Swimmers and hockey players suffer from asthma at a higher rate than elite athletes of other sports. For swimmers, this is due to the chlorine used in swimming pools. If you are a swimmer and spending multiple hours a day in a pool is part of your daily routine, you are likely being exposed to high levels of chlorine. And while this close proximity to chlorine is not healthy for anyone in the vicinity, like coaches or maintenance people, elite swimmers have a higher asthma risk because they take deep breaths right at the surface of the water, inhaling gaseous chlorine by-products. Furthermore, swimmers are exerting a lot of energy and ultimately hyperventilating which increases their chemical exposure.
On the ice rink, hockey players potentially breathe in asthma-inducing chemicals, which are released from ice resurfacing machines, popularly known as the Zamboni. As the Zamboni smooth's the ice, it simultaneously releases chemicals and pollutants in it's exhaust. The exhaust from the Zamboni can generate unacceptably high levels of nitrogen dioxide (NO2) in the air along with other air pollutant which may play a role in the respiratory health of hockey players. Exposure to NO2 can lead to bronchitis, chronic cough and exacerbation of asthma.
Asthma is more common with winter sports than summer sports. Besides the chemicals and pollutants in ice rinks, which can induce asthma in hockey players and ice skaters alike, the cold winter environment may also contribute to the higher prevalence of asthma in winter sport athletes. For example, athletes such as cross-country skiers may be sensitive to the low temperatures and dry air. Normally, air passes through the nose and is warmed and humidified in the process but during vigorous physical activity, people are more likely to breath through their mouths. For athletes that continuously engage in physical activity while exposed to a cold environment; cold, dry air is more likely to pass through to the lower airways and lungs, which can trigger asthma symptoms.
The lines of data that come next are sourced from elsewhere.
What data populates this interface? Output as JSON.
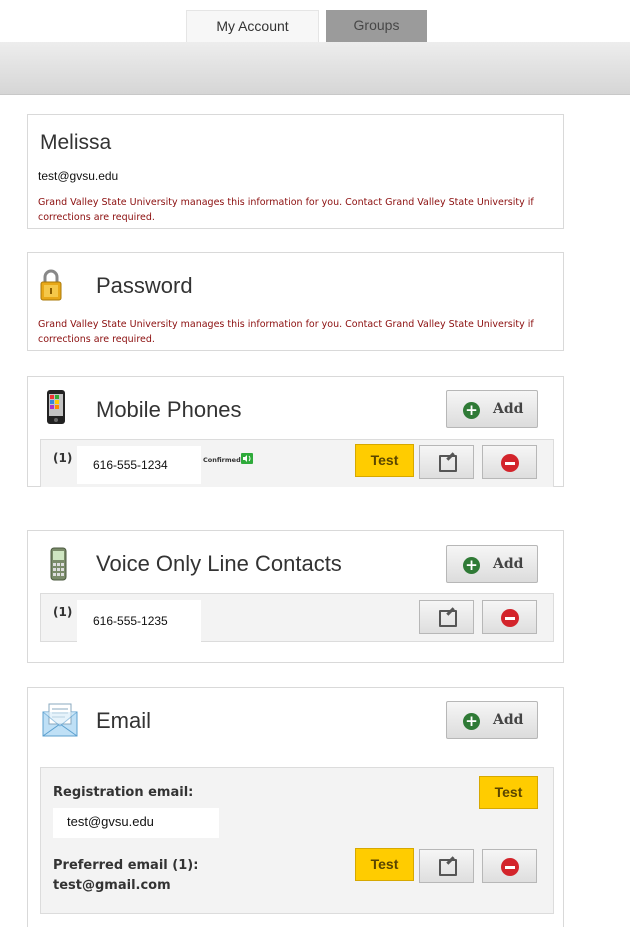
{
  "tabs": {
    "my_account": "My Account",
    "groups": "Groups"
  },
  "profile": {
    "name": "Melissa",
    "email": "test@gvsu.edu",
    "note": "Grand Valley State University manages this information for you. Contact Grand Valley State University if corrections are required."
  },
  "password": {
    "title": "Password",
    "note": "Grand Valley State University manages this information for you. Contact Grand Valley State University if corrections are required."
  },
  "mobile": {
    "title": "Mobile Phones",
    "add_label": "Add",
    "index": "(1)",
    "number": "616-555-1234",
    "status": "Confirmed",
    "test_label": "Test"
  },
  "voice": {
    "title": "Voice Only Line Contacts",
    "add_label": "Add",
    "index": "(1)",
    "number": "616-555-1235"
  },
  "email": {
    "title": "Email",
    "add_label": "Add",
    "registration_label": "Registration email:",
    "registration_value": "test@gvsu.edu",
    "registration_test": "Test",
    "preferred_label": "Preferred email (1):",
    "preferred_value": "test@gmail.com",
    "preferred_test": "Test"
  },
  "colors": {
    "accent_test": "#ffcc00",
    "note_red": "#8b0e0e",
    "add_plus": "#2f7a36",
    "remove_red": "#d3242b"
  }
}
Sports-related asthma symptoms include wheezing, shortness of breath, coughing and chest tightness. Although we tend to attribute asthma symptoms of athletes as exercise-induced bronchospasm (as opposed to strict asthma), these symptoms may actually constitute a reversible subset of asthma. In these cases, symptoms will often lessen with less intense and shorter duration of exercise. Unfortunately for professional competitive athletes, lessening their training may not be a realistic option.
However, some preventative measure may be taken to help you guard against winter sports related asthma symptoms. These include:
• Breathing through your nose.
• Wearing a face mask, which recirculates the moisture you exhale into the air you draw in.
• Warming up gradually before exercising.
• Exercise indoors whenever possible.
• Discuss with your physician about using an inhaler to prevent and treat your symptoms.
• Getting evaluated by asthma and allergy specialist if you begin displaying these symptoms.
Swimming, hockey and other winter outdoor sports are great fun even when you're not an Olympic athlete! However, engaging in these activities often can make you more prone to developing asthma symptoms. Getting a full health history, performing a spirometry (breathing test) and/or an exercise challenge may help your doctor provide the correct diagnosis to help you to enjoy these fun sports, worry-free.